Posts can be public (broadcast to all followers), friends-only (mutual follows), unlisted (linkable but undiscoverable), or private. Each tier routes to the correct inboxes with no manual filtering required on the receiver side.

03
Inbox Object Model

Every action is a typed JSON object POSTed to an inbox endpoint. The inbox is a simple append queue; the stream view is a computed merge of inbox objects and locally-known public content.

04
Higher User & Admin Control

Users gain greater control over the nodes and communities they engage with, while administrators have enhanced oversight of their communities and increased authority to enforce custom rules.

05
GitHub Activity Import

Connecting a GitHub account streams commit and repository events into the author's local feed as native post objects. Followers receive these on their stream just like hand-authored entries.

06
Image & Linked Media Entries

Authors can publish unlisted image entries and reference them from text posts, enabling rich media posts without hosting images inline. The image URL is stable and dereferenceable across nodes.

What I learned

The hardest engineering problem was schema alignment. Each of the five external teams evolved their API subtly differently, field names drifted, optional fields became required, date formats shifted. Robust cross-node integration required writing adaptive serializers that could handle multiple payload shapes for the same object type.

Working against live external systems also meant debugging failures with no stack traces. I learned to approach distributed systems defensively: log everything on ingestion, validate payload shapes at the boundary, and degrade gracefully when a remote node is unreachable rather than propagating errors to the user.

Key Takeaway

Building a distributed system taught me that the hardest problems aren't algorithmic, they're coordination problems. Clear API contracts, consistent data shapes, and defensive ingestion logic matter far more than clever code.

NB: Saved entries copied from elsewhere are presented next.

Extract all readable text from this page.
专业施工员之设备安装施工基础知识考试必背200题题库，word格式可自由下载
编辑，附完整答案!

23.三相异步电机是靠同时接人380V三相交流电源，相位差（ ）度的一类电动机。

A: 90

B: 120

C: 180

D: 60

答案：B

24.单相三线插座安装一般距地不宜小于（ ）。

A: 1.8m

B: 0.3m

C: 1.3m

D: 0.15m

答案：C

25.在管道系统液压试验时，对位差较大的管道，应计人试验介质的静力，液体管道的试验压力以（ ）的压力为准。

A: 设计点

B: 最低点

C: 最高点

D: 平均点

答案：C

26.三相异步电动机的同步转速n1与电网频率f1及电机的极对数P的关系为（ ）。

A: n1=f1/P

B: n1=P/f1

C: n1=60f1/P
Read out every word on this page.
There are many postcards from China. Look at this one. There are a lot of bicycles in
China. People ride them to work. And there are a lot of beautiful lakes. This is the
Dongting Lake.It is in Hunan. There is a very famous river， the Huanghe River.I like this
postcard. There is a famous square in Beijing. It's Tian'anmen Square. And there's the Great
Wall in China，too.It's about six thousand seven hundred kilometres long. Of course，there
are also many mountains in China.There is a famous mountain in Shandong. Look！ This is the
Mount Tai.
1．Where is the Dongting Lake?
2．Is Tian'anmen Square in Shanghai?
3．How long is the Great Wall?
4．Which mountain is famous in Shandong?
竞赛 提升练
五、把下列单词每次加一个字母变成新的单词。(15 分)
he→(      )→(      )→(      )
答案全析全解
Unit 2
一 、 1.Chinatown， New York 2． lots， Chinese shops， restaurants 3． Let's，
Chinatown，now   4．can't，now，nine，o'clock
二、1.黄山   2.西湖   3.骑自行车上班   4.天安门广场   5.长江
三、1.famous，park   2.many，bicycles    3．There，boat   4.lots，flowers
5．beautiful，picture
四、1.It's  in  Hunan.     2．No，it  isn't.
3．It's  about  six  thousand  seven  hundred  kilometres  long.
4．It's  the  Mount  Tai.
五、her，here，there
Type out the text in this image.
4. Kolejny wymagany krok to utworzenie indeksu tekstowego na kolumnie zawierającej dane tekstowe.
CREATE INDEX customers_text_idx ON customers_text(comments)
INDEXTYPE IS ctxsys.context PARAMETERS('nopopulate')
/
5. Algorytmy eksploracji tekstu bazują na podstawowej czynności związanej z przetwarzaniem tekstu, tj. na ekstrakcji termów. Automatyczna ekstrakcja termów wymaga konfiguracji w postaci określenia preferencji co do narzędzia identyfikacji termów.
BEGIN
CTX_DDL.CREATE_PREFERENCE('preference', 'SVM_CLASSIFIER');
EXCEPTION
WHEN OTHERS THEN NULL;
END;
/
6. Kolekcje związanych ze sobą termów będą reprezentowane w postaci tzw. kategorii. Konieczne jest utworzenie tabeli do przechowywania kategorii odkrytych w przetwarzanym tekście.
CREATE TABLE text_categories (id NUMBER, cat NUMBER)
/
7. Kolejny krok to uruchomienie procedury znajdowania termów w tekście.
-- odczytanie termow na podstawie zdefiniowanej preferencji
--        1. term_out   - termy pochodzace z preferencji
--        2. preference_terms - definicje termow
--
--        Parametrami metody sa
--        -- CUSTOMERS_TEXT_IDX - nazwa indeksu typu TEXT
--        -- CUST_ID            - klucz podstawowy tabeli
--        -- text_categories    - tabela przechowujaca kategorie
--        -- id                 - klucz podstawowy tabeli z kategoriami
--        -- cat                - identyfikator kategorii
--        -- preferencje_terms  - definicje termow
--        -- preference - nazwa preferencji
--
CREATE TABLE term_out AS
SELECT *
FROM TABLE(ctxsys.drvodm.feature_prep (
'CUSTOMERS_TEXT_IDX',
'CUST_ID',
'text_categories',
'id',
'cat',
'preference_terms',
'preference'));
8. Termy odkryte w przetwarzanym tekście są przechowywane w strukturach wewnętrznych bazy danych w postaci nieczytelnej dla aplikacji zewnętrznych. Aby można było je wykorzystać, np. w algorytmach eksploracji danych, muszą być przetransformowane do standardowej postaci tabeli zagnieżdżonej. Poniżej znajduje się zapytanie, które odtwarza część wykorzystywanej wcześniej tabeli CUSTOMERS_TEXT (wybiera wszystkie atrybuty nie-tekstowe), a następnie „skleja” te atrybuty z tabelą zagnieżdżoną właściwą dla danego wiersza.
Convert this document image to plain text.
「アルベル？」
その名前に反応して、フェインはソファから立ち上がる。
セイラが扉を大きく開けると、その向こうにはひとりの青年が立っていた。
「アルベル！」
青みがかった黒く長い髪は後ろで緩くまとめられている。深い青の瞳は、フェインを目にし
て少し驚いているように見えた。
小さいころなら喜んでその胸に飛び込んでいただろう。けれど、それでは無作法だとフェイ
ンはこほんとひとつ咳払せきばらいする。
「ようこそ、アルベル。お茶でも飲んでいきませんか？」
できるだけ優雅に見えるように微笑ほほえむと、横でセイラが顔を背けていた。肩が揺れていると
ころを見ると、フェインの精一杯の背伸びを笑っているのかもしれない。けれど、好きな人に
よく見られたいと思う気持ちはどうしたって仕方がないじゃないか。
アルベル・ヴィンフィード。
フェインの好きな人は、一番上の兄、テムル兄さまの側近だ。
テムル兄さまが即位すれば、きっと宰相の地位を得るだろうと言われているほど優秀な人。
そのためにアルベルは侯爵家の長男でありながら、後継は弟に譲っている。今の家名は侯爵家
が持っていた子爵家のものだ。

On the product side, designing the stream experience surfaced interesting UX questions unique to federation. When content arrives from a node that is temporarily offline, how do you indicate origin? When a like is sent but delivery fails, should it retry silently or surface an error? These aren't hypothetical edge cases, they happened in every demo.

The project gave me hands-on experience with the architecture that underpins real federated platforms like Mastodon, and a much stronger intuition for REST API design, distributed data ownership, and the tradeoffs between consistency and availability in a system with no central coordinator.

Skills Built

REST API design & versioning, cross-team API negotiation, Django serializers, async delivery patterns, multi-node integration testing, full-stack ownership from models to UI.